For the Saturday-Sunday weekend of September 28-29, 2013, here are some media stories of note:
Seymour Hersh, the investigative journalist, says 90 per cent of editors should be fired, that organizations like NBC and ABC should be closed, and that journalists should be returned to their roles as outsiders. The Guardian reports he considers the state of American journalism "pathetic" because of its general unwillingness to be an unpopular messenger of truth.
Earlier this week Popular Science banned online comments on its site. It argued they hurt debate and influenced public opinion in such a way as to affect how science was financed.
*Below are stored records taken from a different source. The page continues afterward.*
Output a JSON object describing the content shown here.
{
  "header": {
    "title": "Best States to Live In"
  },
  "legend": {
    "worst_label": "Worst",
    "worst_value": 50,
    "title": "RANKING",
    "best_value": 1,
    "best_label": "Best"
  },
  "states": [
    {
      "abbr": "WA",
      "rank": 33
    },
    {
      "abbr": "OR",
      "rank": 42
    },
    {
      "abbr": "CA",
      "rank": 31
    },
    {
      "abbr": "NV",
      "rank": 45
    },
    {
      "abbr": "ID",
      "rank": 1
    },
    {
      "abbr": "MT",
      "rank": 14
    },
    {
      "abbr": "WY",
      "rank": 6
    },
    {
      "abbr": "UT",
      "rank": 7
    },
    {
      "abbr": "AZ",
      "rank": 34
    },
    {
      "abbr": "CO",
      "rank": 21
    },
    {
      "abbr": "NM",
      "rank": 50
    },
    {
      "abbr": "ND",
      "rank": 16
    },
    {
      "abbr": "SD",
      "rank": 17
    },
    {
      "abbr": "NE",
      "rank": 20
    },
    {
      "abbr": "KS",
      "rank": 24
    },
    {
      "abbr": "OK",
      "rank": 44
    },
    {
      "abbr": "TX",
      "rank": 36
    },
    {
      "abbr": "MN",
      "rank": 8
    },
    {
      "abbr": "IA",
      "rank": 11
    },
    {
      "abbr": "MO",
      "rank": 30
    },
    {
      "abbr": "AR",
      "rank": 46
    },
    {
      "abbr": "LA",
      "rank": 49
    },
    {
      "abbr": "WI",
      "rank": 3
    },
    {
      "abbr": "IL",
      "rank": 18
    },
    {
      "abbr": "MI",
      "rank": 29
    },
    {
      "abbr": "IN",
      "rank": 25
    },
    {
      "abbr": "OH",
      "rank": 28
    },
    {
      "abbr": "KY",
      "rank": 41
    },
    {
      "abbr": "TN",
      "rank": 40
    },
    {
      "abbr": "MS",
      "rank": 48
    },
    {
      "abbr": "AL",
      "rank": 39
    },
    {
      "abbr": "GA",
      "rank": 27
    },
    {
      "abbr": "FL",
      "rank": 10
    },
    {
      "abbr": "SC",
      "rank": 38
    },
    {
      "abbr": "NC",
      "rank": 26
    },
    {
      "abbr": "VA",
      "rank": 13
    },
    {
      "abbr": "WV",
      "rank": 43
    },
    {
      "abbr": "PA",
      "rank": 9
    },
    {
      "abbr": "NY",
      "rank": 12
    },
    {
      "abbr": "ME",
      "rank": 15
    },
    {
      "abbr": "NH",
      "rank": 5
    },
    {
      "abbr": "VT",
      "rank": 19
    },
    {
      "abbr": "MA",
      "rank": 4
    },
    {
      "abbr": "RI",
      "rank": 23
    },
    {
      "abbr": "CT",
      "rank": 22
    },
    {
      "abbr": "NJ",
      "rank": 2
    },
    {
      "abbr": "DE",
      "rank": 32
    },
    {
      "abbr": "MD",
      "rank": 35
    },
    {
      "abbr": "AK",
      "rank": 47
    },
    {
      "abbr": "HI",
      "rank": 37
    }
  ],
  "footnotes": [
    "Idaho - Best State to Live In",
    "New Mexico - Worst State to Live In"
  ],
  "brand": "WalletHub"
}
But Alexis Sobel Fitts, writing for the Columbia Journalism Review, argues that Popular Science isn't actually interpreting science properly. The research it cited to ban comments didn't conclude what the publication said it did and didn't prove the impact of comments was so serious.
The Guardian reports on the final stretch of the long run toward new forms of press regulation in Britain. It notes that an October 9 meeting of the British privy council committee on culture will evaluate an industry proposal on self-regulation or a much more formidable one that enjoys all-party backing.
The New Statesman repurposes a well-received post from George Brock, the head of the City University of London's journalism department, on why newspapers and journalism are not in the trouble some believe. He thinks people still love reading ink on paper, that the revolution is really an evolution with several precedents, that adaptation for video and mobile will be necessary, but that ultimately the craft will survive this creative destruction.